Washington AMBER Alert Coordinator Carri Gordon was in the middle of a Child Abduction Response Team (CART) training when she received an email requesting an AMBER Alert for a case involving a five-year-old boy and custodial interference. The email was sent by the Lake Forest Police Department at 12:03 p.m. on March 28, 2018.
Gordon stepped out of the training to get more information. She talked to Lake Forest Police Chief Stephen Sutton and other officers to determine if the case met the criteria for an AMBER Alert.
The police said Taraille Chesney took his non-custodial son. At 11 a.m., dispatchers received a 911 call and could hear arguing before the call ended abruptly. When police officers arrived, the suspect drove away recklessly at a high rate of speed. Officers chased Chesney, but he got away.
“We were working with the state patrol to identify the criteria,” said Chief Sutton. “We were hung up on one criteria, ‘Was the child in danger?’”
Gordon works for the Washington State Patrol and knew the police chief, as they had worked together before. “I received clarification that the child had been taken by force from his custodial grandmother,” said Gordon. “The father was also known to law enforcement as being violent in the past and had outrun police earlier this same day.”
After determining the case met the criteria for an AMBER Alert, Gordon entered the alert at 1:24 p.m. through the state’s LEAP system, which sends emails and faxes to law enforcement, media, transportation and other stakeholders.
The National Center for Missing and Exploited Children (NCMEC) also sent the alert to public cell phones through the Wireless Emergency Alert (WEA) system. The Washington State Emergency Management Division activated the Emergency Alert System and the Department of Transportation activated highway signs.
“I knew once the vehicle information went out that the calls would begin immediately, and they did,” said Gordon. “Within minutes of the WEA activation the public began calling 911 with sightings of the vehicle within the city limits of Seattle,” said Gordon.
After a short chase, police say the suspect was involved in multiple car collisions and rammed a Seattle police car, ultimately being surrounded by law enforcement vehicles. As police had their guns drawn, Chesney got out of the car and was taken into custody.
Officers took the boy out of the car moments later. News helicopters captured the arrest and the victim was later seen sitting with an officer on the trunk of a police car clutching a stuffed animal. The child was recovered 45 minutes after the AMBER Alert went out.
“The AMBER Alert system worked flawlessly,” said Chief Sutton. “Our partners in law enforcement did a fantastic job getting the suspect into custody.”

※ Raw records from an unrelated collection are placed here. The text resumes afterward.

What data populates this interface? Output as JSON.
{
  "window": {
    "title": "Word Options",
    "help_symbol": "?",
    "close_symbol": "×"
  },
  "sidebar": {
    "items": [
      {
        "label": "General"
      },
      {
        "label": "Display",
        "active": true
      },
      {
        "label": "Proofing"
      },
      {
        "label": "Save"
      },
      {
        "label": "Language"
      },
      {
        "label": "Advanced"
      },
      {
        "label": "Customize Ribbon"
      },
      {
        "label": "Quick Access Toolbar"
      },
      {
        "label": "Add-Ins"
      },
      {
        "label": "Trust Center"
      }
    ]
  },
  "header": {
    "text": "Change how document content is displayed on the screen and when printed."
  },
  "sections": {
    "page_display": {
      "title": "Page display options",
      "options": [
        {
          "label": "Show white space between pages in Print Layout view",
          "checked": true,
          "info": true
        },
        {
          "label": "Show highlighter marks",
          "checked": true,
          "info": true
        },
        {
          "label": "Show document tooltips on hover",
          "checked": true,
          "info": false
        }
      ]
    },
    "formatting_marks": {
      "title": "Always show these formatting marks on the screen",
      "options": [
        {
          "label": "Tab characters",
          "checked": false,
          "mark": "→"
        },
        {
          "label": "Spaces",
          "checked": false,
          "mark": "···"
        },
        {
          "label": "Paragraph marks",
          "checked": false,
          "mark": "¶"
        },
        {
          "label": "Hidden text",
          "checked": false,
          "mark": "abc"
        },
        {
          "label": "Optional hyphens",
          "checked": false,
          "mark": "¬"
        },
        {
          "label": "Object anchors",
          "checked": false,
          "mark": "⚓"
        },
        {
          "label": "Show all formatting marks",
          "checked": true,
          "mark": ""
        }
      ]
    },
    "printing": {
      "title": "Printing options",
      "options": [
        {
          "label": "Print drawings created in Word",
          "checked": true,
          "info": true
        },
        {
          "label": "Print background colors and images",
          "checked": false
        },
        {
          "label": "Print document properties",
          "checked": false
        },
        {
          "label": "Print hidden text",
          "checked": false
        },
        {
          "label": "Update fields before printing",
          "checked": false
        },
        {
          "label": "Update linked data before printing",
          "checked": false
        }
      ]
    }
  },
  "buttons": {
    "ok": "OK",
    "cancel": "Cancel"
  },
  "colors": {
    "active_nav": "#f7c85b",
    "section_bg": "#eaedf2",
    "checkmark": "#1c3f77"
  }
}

The suspect was arrested on suspicion of child endangerment, custodial interference, assault, violating a protection order, eluding police and driving under the influence.
“The alert was so effective in that it safely and quickly recovered the child,” said Gordon. “I think this is a great example of how the system is intended to work and we would not have had such a quick and successful conclusion without the help of the public.”
Gordon says this case will also serve as a lesson in the future on the importance of finding out quickly whether a child is in danger.
“I just believe this alert is a great example of how all of the various aspects of the AMBER Alert system work together to get the word out to the public,” said Gordon. “We rely on them to help recover abducted children, which is our goal with AMBER Alerts. We can always do better and should continue to learn from each success.”
This was Washington’s 86th alert since the program began in 2004.